Hans Deinzer

deutscher Klarinettist und Musikpädagoge From Wikipedia, the free encyclopedia

Leben und Wirken

Deinzer studierte Klarinette am Städtischen Konservatorium Nürnberg und später als Privatschüler bei Rudolf Gall in München. Nach einer Tätigkeit beim Nürnberger Tanzorchester war er von 1958 bis 1962 Mitglied der Nürnberger Symphoniker und spielte anschließend bis 1971 im NDR-Symphonieorchester Hamburg.

Deinzer galt als Experte der historischen Aufführungspraxis. Unter anderem spielte er zwei Aufnahmen von Mozarts Klarinettenkonzert auf Nachbauten historischer Instrumente ein. Zudem machte er sich als Interpret zeitgenössischer Musik einen Namen.
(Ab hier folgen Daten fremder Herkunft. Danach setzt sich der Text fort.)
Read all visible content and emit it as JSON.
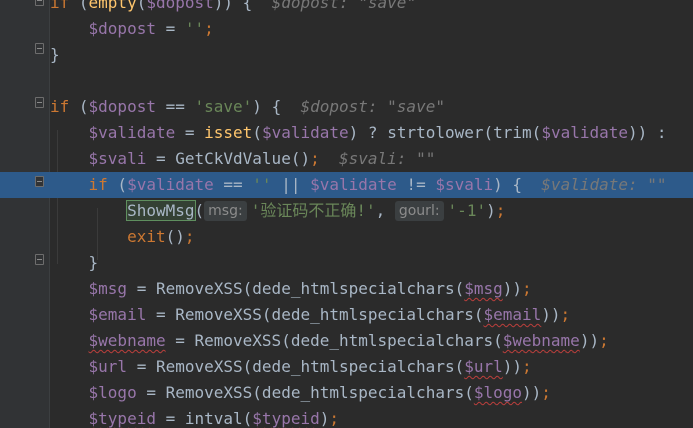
{
  "editor": {
    "lines": [
      {
        "tokens": [
          {
            "t": "kw",
            "v": "if"
          },
          {
            "t": "pun",
            "v": " ("
          },
          {
            "t": "fn",
            "v": "empty"
          },
          {
            "t": "pun",
            "v": "("
          },
          {
            "t": "var",
            "v": "$dopost"
          },
          {
            "t": "pun",
            "v": ")) {  "
          },
          {
            "t": "hint",
            "v": "$dopost: \"save\""
          }
        ]
      },
      {
        "tokens": [
          {
            "t": "pun",
            "v": "    "
          },
          {
            "t": "var",
            "v": "$dopost"
          },
          {
            "t": "pun",
            "v": " = "
          },
          {
            "t": "str",
            "v": "''"
          },
          {
            "t": "kw",
            "v": ";"
          }
        ]
      },
      {
        "tokens": [
          {
            "t": "pun",
            "v": "}"
          }
        ]
      },
      {
        "tokens": []
      },
      {
        "tokens": [
          {
            "t": "kw",
            "v": "if"
          },
          {
            "t": "pun",
            "v": " ("
          },
          {
            "t": "var",
            "v": "$dopost"
          },
          {
            "t": "pun",
            "v": " == "
          },
          {
            "t": "str",
            "v": "'save'"
          },
          {
            "t": "pun",
            "v": ") {  "
          },
          {
            "t": "hint",
            "v": "$dopost: \"save\""
          }
        ]
      },
      {
        "tokens": [
          {
            "t": "pun",
            "v": "    "
          },
          {
            "t": "var",
            "v": "$validate"
          },
          {
            "t": "pun",
            "v": " = "
          },
          {
            "t": "fn",
            "v": "isset"
          },
          {
            "t": "pun",
            "v": "("
          },
          {
            "t": "var",
            "v": "$validate"
          },
          {
            "t": "pun",
            "v": ") ? strtolower(trim("
          },
          {
            "t": "var",
            "v": "$validate"
          },
          {
            "t": "pun",
            "v": ")) :"
          }
        ]
      },
      {
        "tokens": [
          {
            "t": "pun",
            "v": "    "
          },
          {
            "t": "var",
            "v": "$svali"
          },
          {
            "t": "pun",
            "v": " = GetCkVdValue()"
          },
          {
            "t": "kw",
            "v": ";"
          },
          {
            "t": "pun",
            "v": "  "
          },
          {
            "t": "hint",
            "v": "$svali: \"\""
          }
        ]
      },
      {
        "highlight": true,
        "tokens": [
          {
            "t": "pun",
            "v": "    "
          },
          {
            "t": "kw",
            "v": "if"
          },
          {
            "t": "pun",
            "v": " ("
          },
          {
            "t": "var",
            "v": "$validate"
          },
          {
            "t": "pun",
            "v": " == "
          },
          {
            "t": "str",
            "v": "''"
          },
          {
            "t": "pun",
            "v": " || "
          },
          {
            "t": "var",
            "v": "$validate"
          },
          {
            "t": "pun",
            "v": " != "
          },
          {
            "t": "var",
            "v": "$svali"
          },
          {
            "t": "pun",
            "v": ") {  "
          },
          {
            "t": "hint",
            "v": "$validate: \"\""
          }
        ]
      },
      {
        "tokens": [
          {
            "t": "pun",
            "v": "        "
          },
          {
            "t": "showmsg",
            "v": "ShowMsg"
          },
          {
            "t": "pun",
            "v": "("
          },
          {
            "t": "param",
            "v": "msg:"
          },
          {
            "t": "str",
            "v": "'验证码不正确!'"
          },
          {
            "t": "pun",
            "v": ", "
          },
          {
            "t": "param",
            "v": "gourl:"
          },
          {
            "t": "str",
            "v": "'-1'"
          },
          {
            "t": "pun",
            "v": ")"
          },
          {
            "t": "kw",
            "v": ";"
          }
        ]
      },
      {
        "tokens": [
          {
            "t": "pun",
            "v": "        "
          },
          {
            "t": "kw",
            "v": "exit"
          },
          {
            "t": "pun",
            "v": "()"
          },
          {
            "t": "kw",
            "v": ";"
          }
        ]
      },
      {
        "tokens": [
          {
            "t": "pun",
            "v": "    }"
          }
        ]
      },
      {
        "tokens": [
          {
            "t": "pun",
            "v": "    "
          },
          {
            "t": "var",
            "v": "$msg"
          },
          {
            "t": "pun",
            "v": " = RemoveXSS(dede_htmlspecialchars("
          },
          {
            "t": "varsq",
            "v": "$msg"
          },
          {
            "t": "pun",
            "v": "))"
          },
          {
            "t": "kw",
            "v": ";"
          }
        ]
      },
      {
        "tokens": [
          {
            "t": "pun",
            "v": "    "
          },
          {
            "t": "var",
            "v": "$email"
          },
          {
            "t": "pun",
            "v": " = RemoveXSS(dede_htmlspecialchars("
          },
          {
            "t": "varsq",
            "v": "$email"
          },
          {
            "t": "pun",
            "v": "))"
          },
          {
            "t": "kw",
            "v": ";"
          }
        ]
      },
      {
        "tokens": [
          {
            "t": "pun",
            "v": "    "
          },
          {
            "t": "varsq",
            "v": "$webname"
          },
          {
            "t": "pun",
            "v": " = RemoveXSS(dede_htmlspecialchars("
          },
          {
            "t": "varsq",
            "v": "$webname"
          },
          {
            "t": "pun",
            "v": "))"
          },
          {
            "t": "kw",
            "v": ";"
          }
        ]
      },
      {
        "tokens": [
          {
            "t": "pun",
            "v": "    "
          },
          {
            "t": "var",
            "v": "$url"
          },
          {
            "t": "pun",
            "v": " = RemoveXSS(dede_htmlspecialchars("
          },
          {
            "t": "varsq",
            "v": "$url"
          },
          {
            "t": "pun",
            "v": "))"
          },
          {
            "t": "kw",
            "v": ";"
          }
        ]
      },
      {
        "tokens": [
          {
            "t": "pun",
            "v": "    "
          },
          {
            "t": "var",
            "v": "$logo"
          },
          {
            "t": "pun",
            "v": " = RemoveXSS(dede_htmlspecialchars("
          },
          {
            "t": "varsq",
            "v": "$logo"
          },
          {
            "t": "pun",
            "v": "))"
          },
          {
            "t": "kw",
            "v": ";"
          }
        ]
      },
      {
        "tokens": [
          {
            "t": "pun",
            "v": "    "
          },
          {
            "t": "varsq",
            "v": "$typeid"
          },
          {
            "t": "pun",
            "v": " = intval("
          },
          {
            "t": "varsq",
            "v": "$typeid"
          },
          {
            "t": "pun",
            "v": ")"
          },
          {
            "t": "kw",
            "v": ";"
          }
        ]
      }
    ]
  }
}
Werke von unter anderem Werner Heider, André Laporte, Henri  Pousseur und Isang  Yun wurden ihm gewidmet.[2] Unter anderem spielte Deinzer die Uraufführung von Henri Pousseurs Madrigal I sowie der Domaines von Pierre Boulez und Drei Szenen für Klarinette solo von Peter Ruzicka.[1][2][3] Deinzer arbeitete mit Künstlern zusammen wie zum Beispiel Elly  Ameling, Jörg  Demus, Saschko  Gawriloff, Alfons und Aloys Kontarsky, Rainer Kussmaul, Bruno  Maderna, Aurèle Nicolet und Siegfried  Palm.[2]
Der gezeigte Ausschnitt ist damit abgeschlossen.